I told my interlocutor that I was caught between the Scylla of his well-argued e-mails and the Charybdis of the mounting allegations of abuse and lawlessness.
But I became less conflicted remembering the powerful investigative journalism of the Forward’s Nathaniel Popper, going back to 2006, that grimly anticipated the findings and subsequent allegations of federal investigators, and the persistent reporting of Iowa papers like the Des Moines Register.
And while the courts have yet to speak on the issue, there’s a pattern here. Would a rabbi advise his readers to refrain from a “rush to judgment” if the allegations about Agriprocessors were about kashrut, pure and simple? If there were reports from reputable parties and government officials that a local restaurant or store was violating its kosher supervision, would he tell his folks to keep eating there until due process had run its course?
The engagement and outrage demanded by unmistakable signs of injustice would be stifled if all activism waited on the grind of the justice system.
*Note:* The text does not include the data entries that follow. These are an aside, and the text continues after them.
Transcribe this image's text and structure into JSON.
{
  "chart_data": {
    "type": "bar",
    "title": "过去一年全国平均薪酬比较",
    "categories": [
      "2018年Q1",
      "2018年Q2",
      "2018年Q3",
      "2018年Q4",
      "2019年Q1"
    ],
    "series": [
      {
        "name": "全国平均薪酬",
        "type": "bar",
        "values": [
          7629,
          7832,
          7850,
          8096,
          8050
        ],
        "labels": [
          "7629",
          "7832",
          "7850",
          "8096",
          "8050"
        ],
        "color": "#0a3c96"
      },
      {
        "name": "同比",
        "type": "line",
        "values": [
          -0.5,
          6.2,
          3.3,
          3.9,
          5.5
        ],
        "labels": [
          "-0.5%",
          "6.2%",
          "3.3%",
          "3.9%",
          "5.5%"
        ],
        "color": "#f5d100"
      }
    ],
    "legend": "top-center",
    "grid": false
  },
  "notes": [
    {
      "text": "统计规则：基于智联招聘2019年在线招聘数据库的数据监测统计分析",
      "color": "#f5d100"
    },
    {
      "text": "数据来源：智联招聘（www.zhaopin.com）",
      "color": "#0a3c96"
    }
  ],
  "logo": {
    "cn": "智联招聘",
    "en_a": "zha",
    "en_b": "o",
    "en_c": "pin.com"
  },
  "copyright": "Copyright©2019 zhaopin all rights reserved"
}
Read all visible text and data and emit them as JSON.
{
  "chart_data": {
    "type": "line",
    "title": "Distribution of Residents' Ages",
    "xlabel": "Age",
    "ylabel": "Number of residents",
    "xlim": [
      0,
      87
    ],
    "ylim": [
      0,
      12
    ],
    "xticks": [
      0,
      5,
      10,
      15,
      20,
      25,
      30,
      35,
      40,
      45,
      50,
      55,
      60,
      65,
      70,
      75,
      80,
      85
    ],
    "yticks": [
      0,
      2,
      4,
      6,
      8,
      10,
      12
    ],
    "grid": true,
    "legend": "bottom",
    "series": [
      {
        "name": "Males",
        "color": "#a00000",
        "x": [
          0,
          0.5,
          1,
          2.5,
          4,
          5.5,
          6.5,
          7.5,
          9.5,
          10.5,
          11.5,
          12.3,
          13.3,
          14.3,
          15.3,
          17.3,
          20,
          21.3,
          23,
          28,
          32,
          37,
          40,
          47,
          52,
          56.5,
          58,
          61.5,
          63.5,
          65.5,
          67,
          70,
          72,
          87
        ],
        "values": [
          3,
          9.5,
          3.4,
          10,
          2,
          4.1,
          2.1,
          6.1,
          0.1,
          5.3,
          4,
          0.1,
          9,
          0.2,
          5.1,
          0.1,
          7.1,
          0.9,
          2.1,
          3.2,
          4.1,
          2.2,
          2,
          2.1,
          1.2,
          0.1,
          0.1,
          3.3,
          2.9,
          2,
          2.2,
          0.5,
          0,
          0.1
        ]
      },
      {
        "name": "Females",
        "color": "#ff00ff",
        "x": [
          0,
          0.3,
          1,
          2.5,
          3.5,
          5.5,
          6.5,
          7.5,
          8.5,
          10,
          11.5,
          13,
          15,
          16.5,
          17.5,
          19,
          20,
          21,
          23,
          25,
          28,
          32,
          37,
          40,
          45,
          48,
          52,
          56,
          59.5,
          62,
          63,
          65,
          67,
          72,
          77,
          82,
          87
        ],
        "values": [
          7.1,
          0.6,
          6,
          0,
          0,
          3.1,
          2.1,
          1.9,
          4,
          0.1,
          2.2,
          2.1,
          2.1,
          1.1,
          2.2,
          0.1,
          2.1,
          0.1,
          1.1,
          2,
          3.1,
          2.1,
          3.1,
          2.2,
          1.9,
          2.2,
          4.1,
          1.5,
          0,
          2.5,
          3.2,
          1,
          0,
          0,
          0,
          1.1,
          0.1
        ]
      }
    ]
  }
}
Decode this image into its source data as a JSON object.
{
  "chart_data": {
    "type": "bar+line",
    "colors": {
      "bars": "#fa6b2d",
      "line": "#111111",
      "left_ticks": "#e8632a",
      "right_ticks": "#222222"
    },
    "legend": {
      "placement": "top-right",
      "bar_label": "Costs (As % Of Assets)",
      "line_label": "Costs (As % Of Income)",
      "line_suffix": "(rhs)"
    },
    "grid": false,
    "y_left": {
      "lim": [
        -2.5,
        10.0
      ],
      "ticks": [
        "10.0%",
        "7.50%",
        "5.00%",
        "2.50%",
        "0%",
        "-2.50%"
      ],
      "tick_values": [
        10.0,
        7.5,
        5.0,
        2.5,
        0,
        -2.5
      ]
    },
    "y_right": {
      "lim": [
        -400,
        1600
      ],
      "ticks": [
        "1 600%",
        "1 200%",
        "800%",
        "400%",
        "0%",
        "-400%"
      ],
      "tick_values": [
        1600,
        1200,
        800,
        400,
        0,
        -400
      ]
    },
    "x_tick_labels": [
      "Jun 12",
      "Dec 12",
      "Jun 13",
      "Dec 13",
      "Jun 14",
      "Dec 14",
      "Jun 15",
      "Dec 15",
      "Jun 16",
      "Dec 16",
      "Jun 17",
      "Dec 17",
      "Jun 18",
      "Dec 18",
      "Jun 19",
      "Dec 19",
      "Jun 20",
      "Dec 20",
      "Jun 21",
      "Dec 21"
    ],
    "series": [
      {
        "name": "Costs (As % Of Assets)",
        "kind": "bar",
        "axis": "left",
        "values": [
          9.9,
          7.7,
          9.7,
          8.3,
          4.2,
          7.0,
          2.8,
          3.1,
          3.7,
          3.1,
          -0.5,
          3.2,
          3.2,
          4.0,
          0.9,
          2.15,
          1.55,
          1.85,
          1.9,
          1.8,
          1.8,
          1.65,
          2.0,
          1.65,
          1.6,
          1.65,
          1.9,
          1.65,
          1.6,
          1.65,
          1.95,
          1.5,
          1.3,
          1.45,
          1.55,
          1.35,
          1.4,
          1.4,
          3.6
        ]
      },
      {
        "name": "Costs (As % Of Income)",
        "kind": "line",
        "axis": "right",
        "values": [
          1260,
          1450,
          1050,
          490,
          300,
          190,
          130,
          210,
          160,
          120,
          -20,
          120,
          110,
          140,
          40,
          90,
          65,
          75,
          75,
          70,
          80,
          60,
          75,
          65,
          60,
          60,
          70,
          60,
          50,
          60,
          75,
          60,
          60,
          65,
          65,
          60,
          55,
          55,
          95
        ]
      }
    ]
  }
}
And while we wait for the courts to confirm or deny the well-documented allegations emanating from the press, government agencies, eyewitnesses, and community activists, what of the potential victims? Is there no category in Halacha for intervening in a situation where there is the strong suspicion of bodily or emotional harm?
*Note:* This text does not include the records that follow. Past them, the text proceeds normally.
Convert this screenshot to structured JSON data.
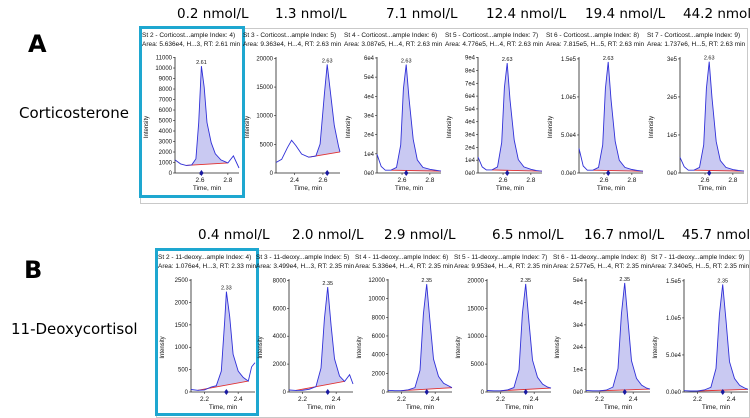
{
  "panels": [
    {
      "letter": "A",
      "analyte": "Corticosterone",
      "line_color": "#3030d8",
      "fill_color": "#c9c9f2",
      "baseline_color": "#e03030",
      "selection_color": "#1ea7d0",
      "charts": [
        {
          "conc": "0.2 nmol/L",
          "header": "St 2 - Corticost...ample Index: 4)",
          "info": "Area: 5.636e4, H...3, RT: 2.61 min",
          "apex_label": "2.61",
          "y_ticks": [
            "0",
            "1000",
            "2000",
            "3000",
            "4000",
            "5000",
            "6000",
            "7000",
            "8000",
            "9000",
            "10000",
            "11000"
          ],
          "x_ticks": [
            "2.6",
            "2.8"
          ],
          "xlabel": "Time, min",
          "ylabel": "Intensity",
          "selected": true
        },
        {
          "conc": "1.3 nmol/L",
          "header": "St 3 - Corticost...ample Index: 5)",
          "info": "Area: 9.363e4, H...4, RT: 2.63 min",
          "apex_label": "2.63",
          "y_ticks": [
            "0",
            "5000",
            "10000",
            "15000",
            "20000"
          ],
          "x_ticks": [
            "2.4",
            "2.6"
          ],
          "xlabel": "Time, min",
          "ylabel": "Intensity",
          "selected": false
        },
        {
          "conc": "7.1 nmol/L",
          "header": "St 4 - Corticost...ample Index: 6)",
          "info": "Area: 3.087e5, H...4, RT: 2.63 min",
          "apex_label": "2.63",
          "y_ticks": [
            "0e0",
            "1e4",
            "2e4",
            "3e4",
            "4e4",
            "5e4",
            "6e4"
          ],
          "x_ticks": [
            "2.6",
            "2.8"
          ],
          "xlabel": "Time, min",
          "ylabel": "Intensity",
          "selected": false
        },
        {
          "conc": "12.4 nmol/L",
          "header": "St 5 - Corticost...ample Index: 7)",
          "info": "Area: 4.776e5, H...4, RT: 2.63 min",
          "apex_label": "2.63",
          "y_ticks": [
            "0e0",
            "1e4",
            "2e4",
            "3e4",
            "4e4",
            "5e4",
            "6e4",
            "7e4",
            "8e4",
            "9e4"
          ],
          "x_ticks": [
            "2.6",
            "2.8"
          ],
          "xlabel": "Time, min",
          "ylabel": "Intensity",
          "selected": false
        },
        {
          "conc": "19.4 nmol/L",
          "header": "St 6 - Corticost...ample Index: 8)",
          "info": "Area: 7.815e5, H...5, RT: 2.63 min",
          "apex_label": "2.63",
          "y_ticks": [
            "0.0e0",
            "5.0e4",
            "1.0e5",
            "1.5e5"
          ],
          "x_ticks": [
            "2.6",
            "2.8"
          ],
          "xlabel": "Time, min",
          "ylabel": "Intensity",
          "selected": false
        },
        {
          "conc": "44.2 nmol/L",
          "header": "St 7 - Corticost...ample Index: 9)",
          "info": "Area: 1.737e6, H...5, RT: 2.63 min",
          "apex_label": "2.63",
          "y_ticks": [
            "0e0",
            "1e5",
            "2e5",
            "3e5"
          ],
          "x_ticks": [
            "2.6",
            "2.8"
          ],
          "xlabel": "Time, min",
          "ylabel": "Intensity",
          "selected": false
        }
      ]
    },
    {
      "letter": "B",
      "analyte": "11-Deoxycortisol",
      "line_color": "#3030d8",
      "fill_color": "#c9c9f2",
      "baseline_color": "#e03030",
      "selection_color": "#1ea7d0",
      "charts": [
        {
          "conc": "0.4 nmol/L",
          "header": "St 2 - 11-deoxy...ample Index: 4)",
          "info": "Area: 1.076e4, H...3, RT: 2.33 min",
          "apex_label": "2.33",
          "y_ticks": [
            "0",
            "500",
            "1000",
            "1500",
            "2000",
            "2500"
          ],
          "x_ticks": [
            "2.2",
            "2.4"
          ],
          "xlabel": "Time, min",
          "ylabel": "Intensity",
          "selected": true
        },
        {
          "conc": "2.0 nmol/L",
          "header": "St 3 - 11-deoxy...ample Index: 5)",
          "info": "Area: 3.499e4, H...3, RT: 2.35 min",
          "apex_label": "2.35",
          "y_ticks": [
            "0",
            "2000",
            "4000",
            "6000",
            "8000"
          ],
          "x_ticks": [
            "2.2",
            "2.4"
          ],
          "xlabel": "Time, min",
          "ylabel": "Intensity",
          "selected": false
        },
        {
          "conc": "2.9 nmol/L",
          "header": "St 4 - 11-deoxy...ample Index: 6)",
          "info": "Area: 5.336e4, H...4, RT: 2.35 min",
          "apex_label": "2.35",
          "y_ticks": [
            "0",
            "2000",
            "4000",
            "6000",
            "8000",
            "10000",
            "12000"
          ],
          "x_ticks": [
            "2.2",
            "2.4"
          ],
          "xlabel": "Time, min",
          "ylabel": "Intensity",
          "selected": false
        },
        {
          "conc": "6.5 nmol/L",
          "header": "St 5 - 11-deoxy...ample Index: 7)",
          "info": "Area: 9.953e4, H...4, RT: 2.35 min",
          "apex_label": "2.35",
          "y_ticks": [
            "0",
            "5000",
            "10000",
            "15000",
            "20000"
          ],
          "x_ticks": [
            "2.2",
            "2.4"
          ],
          "xlabel": "Time, min",
          "ylabel": "Intensity",
          "selected": false
        },
        {
          "conc": "16.7 nmol/L",
          "header": "St 6 - 11-deoxy...ample Index: 8)",
          "info": "Area: 2.577e5, H...4, RT: 2.35 min",
          "apex_label": "2.35",
          "y_ticks": [
            "0e0",
            "1e4",
            "2e4",
            "3e4",
            "4e4",
            "5e4"
          ],
          "x_ticks": [
            "2.2",
            "2.4"
          ],
          "xlabel": "Time, min",
          "ylabel": "Intensity",
          "selected": false
        },
        {
          "conc": "45.7 nmol/L",
          "header": "St 7 - 11-deoxy...ample Index: 9)",
          "info": "Area: 7.340e5, H...5, RT: 2.35 min",
          "apex_label": "2.35",
          "y_ticks": [
            "0.0e0",
            "5.0e4",
            "1.0e5",
            "1.5e5"
          ],
          "x_ticks": [
            "2.2",
            "2.4"
          ],
          "xlabel": "Time, min",
          "ylabel": "Intensity",
          "selected": false
        }
      ]
    }
  ],
  "chart_data": [
    {
      "type": "line",
      "panel": "A",
      "title": "St 2 - Corticost...ample Index: 4)",
      "xlabel": "Time, min",
      "ylabel": "Intensity",
      "ylim": [
        0,
        11500
      ],
      "xlim": [
        2.42,
        2.88
      ],
      "x": [
        2.42,
        2.46,
        2.5,
        2.54,
        2.57,
        2.59,
        2.61,
        2.63,
        2.65,
        2.68,
        2.71,
        2.75,
        2.8,
        2.84,
        2.88
      ],
      "y": [
        1300,
        900,
        750,
        800,
        1400,
        5000,
        10600,
        8500,
        5000,
        3000,
        1900,
        1300,
        1000,
        1700,
        500
      ]
    },
    {
      "type": "line",
      "panel": "A",
      "title": "St 3 - Corticost...ample Index: 5)",
      "xlabel": "Time, min",
      "ylabel": "Intensity",
      "ylim": [
        0,
        22000
      ],
      "xlim": [
        2.27,
        2.72
      ],
      "x": [
        2.27,
        2.31,
        2.35,
        2.38,
        2.41,
        2.45,
        2.5,
        2.55,
        2.58,
        2.61,
        2.63,
        2.65,
        2.68,
        2.71,
        2.72
      ],
      "y": [
        2000,
        2600,
        4800,
        6200,
        5200,
        3600,
        3000,
        3200,
        5500,
        15000,
        20600,
        16000,
        9000,
        5000,
        4000
      ]
    },
    {
      "type": "line",
      "panel": "A",
      "title": "St 4 - Corticost...ample Index: 6)",
      "xlabel": "Time, min",
      "ylabel": "Intensity",
      "ylim": [
        0,
        62000
      ],
      "xlim": [
        2.42,
        2.88
      ],
      "x": [
        2.42,
        2.45,
        2.48,
        2.52,
        2.56,
        2.59,
        2.61,
        2.63,
        2.65,
        2.68,
        2.71,
        2.75,
        2.8,
        2.84,
        2.88
      ],
      "y": [
        10000,
        3500,
        1500,
        1500,
        3000,
        15000,
        45000,
        58000,
        40000,
        18000,
        7000,
        3000,
        2000,
        1500,
        1000
      ]
    },
    {
      "type": "line",
      "panel": "A",
      "title": "St 5 - Corticost...ample Index: 7)",
      "xlabel": "Time, min",
      "ylabel": "Intensity",
      "ylim": [
        0,
        95000
      ],
      "xlim": [
        2.42,
        2.88
      ],
      "x": [
        2.42,
        2.45,
        2.48,
        2.52,
        2.56,
        2.59,
        2.61,
        2.63,
        2.65,
        2.68,
        2.71,
        2.75,
        2.8,
        2.84,
        2.88
      ],
      "y": [
        13000,
        5000,
        2500,
        2500,
        5000,
        25000,
        70000,
        90000,
        60000,
        27000,
        11000,
        5000,
        3000,
        2000,
        1500
      ]
    },
    {
      "type": "line",
      "panel": "A",
      "title": "St 6 - Corticost...ample Index: 8)",
      "xlabel": "Time, min",
      "ylabel": "Intensity",
      "ylim": [
        0,
        165000
      ],
      "xlim": [
        2.42,
        2.88
      ],
      "x": [
        2.42,
        2.45,
        2.48,
        2.52,
        2.56,
        2.59,
        2.61,
        2.63,
        2.65,
        2.68,
        2.71,
        2.75,
        2.8,
        2.84,
        2.88
      ],
      "y": [
        35000,
        10000,
        4000,
        4000,
        8000,
        40000,
        120000,
        158000,
        105000,
        45000,
        18000,
        8000,
        5000,
        3500,
        2500
      ]
    },
    {
      "type": "line",
      "panel": "A",
      "title": "St 7 - Corticost...ample Index: 9)",
      "xlabel": "Time, min",
      "ylabel": "Intensity",
      "ylim": [
        0,
        370000
      ],
      "xlim": [
        2.42,
        2.88
      ],
      "x": [
        2.42,
        2.45,
        2.48,
        2.52,
        2.56,
        2.59,
        2.61,
        2.63,
        2.65,
        2.68,
        2.71,
        2.75,
        2.8,
        2.84,
        2.88
      ],
      "y": [
        50000,
        20000,
        9000,
        9000,
        18000,
        90000,
        270000,
        355000,
        240000,
        100000,
        40000,
        18000,
        11000,
        8000,
        6000
      ]
    },
    {
      "type": "line",
      "panel": "B",
      "title": "St 2 - 11-deoxy...ample Index: 4)",
      "xlabel": "Time, min",
      "ylabel": "Intensity",
      "ylim": [
        0,
        2700
      ],
      "xlim": [
        2.12,
        2.5
      ],
      "x": [
        2.12,
        2.16,
        2.2,
        2.24,
        2.27,
        2.3,
        2.32,
        2.33,
        2.35,
        2.37,
        2.4,
        2.43,
        2.46,
        2.48,
        2.5
      ],
      "y": [
        60,
        40,
        50,
        120,
        150,
        500,
        1700,
        2400,
        1800,
        900,
        500,
        350,
        260,
        600,
        700
      ]
    },
    {
      "type": "line",
      "panel": "B",
      "title": "St 3 - 11-deoxy...ample Index: 5)",
      "xlabel": "Time, min",
      "ylabel": "Intensity",
      "ylim": [
        0,
        8500
      ],
      "xlim": [
        2.12,
        2.5
      ],
      "x": [
        2.12,
        2.16,
        2.2,
        2.24,
        2.28,
        2.31,
        2.33,
        2.35,
        2.37,
        2.39,
        2.42,
        2.45,
        2.48,
        2.5
      ],
      "y": [
        150,
        120,
        130,
        200,
        400,
        1800,
        5500,
        7900,
        5000,
        2500,
        1200,
        800,
        1300,
        600
      ]
    },
    {
      "type": "line",
      "panel": "B",
      "title": "St 4 - 11-deoxy...ample Index: 6)",
      "xlabel": "Time, min",
      "ylabel": "Intensity",
      "ylim": [
        0,
        13000
      ],
      "xlim": [
        2.12,
        2.5
      ],
      "x": [
        2.12,
        2.16,
        2.2,
        2.24,
        2.28,
        2.31,
        2.33,
        2.35,
        2.37,
        2.39,
        2.42,
        2.45,
        2.48,
        2.5
      ],
      "y": [
        200,
        150,
        150,
        250,
        500,
        2500,
        9000,
        12400,
        8000,
        3800,
        1800,
        1000,
        700,
        500
      ]
    },
    {
      "type": "line",
      "panel": "B",
      "title": "St 5 - 11-deoxy...ample Index: 7)",
      "xlabel": "Time, min",
      "ylabel": "Intensity",
      "ylim": [
        0,
        23000
      ],
      "xlim": [
        2.12,
        2.5
      ],
      "x": [
        2.12,
        2.16,
        2.2,
        2.24,
        2.28,
        2.31,
        2.33,
        2.35,
        2.37,
        2.39,
        2.42,
        2.45,
        2.48,
        2.5
      ],
      "y": [
        300,
        250,
        250,
        400,
        900,
        4500,
        16000,
        22000,
        14000,
        6500,
        3000,
        1600,
        1000,
        800
      ]
    },
    {
      "type": "line",
      "panel": "B",
      "title": "St 6 - 11-deoxy...ample Index: 8)",
      "xlabel": "Time, min",
      "ylabel": "Intensity",
      "ylim": [
        0,
        58000
      ],
      "xlim": [
        2.12,
        2.5
      ],
      "x": [
        2.12,
        2.16,
        2.2,
        2.24,
        2.28,
        2.31,
        2.33,
        2.35,
        2.37,
        2.39,
        2.42,
        2.45,
        2.48,
        2.5
      ],
      "y": [
        800,
        600,
        600,
        1000,
        2500,
        12000,
        40000,
        56000,
        36000,
        16000,
        7000,
        3500,
        2000,
        1500
      ]
    },
    {
      "type": "line",
      "panel": "B",
      "title": "St 7 - 11-deoxy...ample Index: 9)",
      "xlabel": "Time, min",
      "ylabel": "Intensity",
      "ylim": [
        0,
        168000
      ],
      "xlim": [
        2.12,
        2.5
      ],
      "x": [
        2.12,
        2.16,
        2.2,
        2.24,
        2.28,
        2.31,
        2.33,
        2.35,
        2.37,
        2.39,
        2.42,
        2.45,
        2.48,
        2.5
      ],
      "y": [
        2000,
        1500,
        1500,
        3000,
        7000,
        35000,
        115000,
        160000,
        105000,
        45000,
        20000,
        10000,
        6000,
        4000
      ]
    }
  ]
}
Great injustices have been remedied in this country thanks to the heroic spadework of investigative journalists, fervent activists, and crusading lawmakers. They don’t have the power to put people behind bars, thank goodness, but they can goad the public to apply the kinds of pressures that will force changes even before the courts have spoken. The labor movement itself, so closely associated with Jews in the first half of the 20th century, is a testament to the power of moral suasion applied by those to whom many courts were actually hostile. The great muckraking journalists inspired revolutionary reforms by publishing exposés that might be condemned under Jewish conceptions of “lashon hara” — harmful gossip.
Agriprocessors certainly deserves it day in court. But something stinks in the state of Iowa, and it’s not too early for kosher consumers to demand higher standards from everyone associated with the industry. At stake is the integrity of kashrut itself — and the credibility of any Jew who quotes the Torah on justice.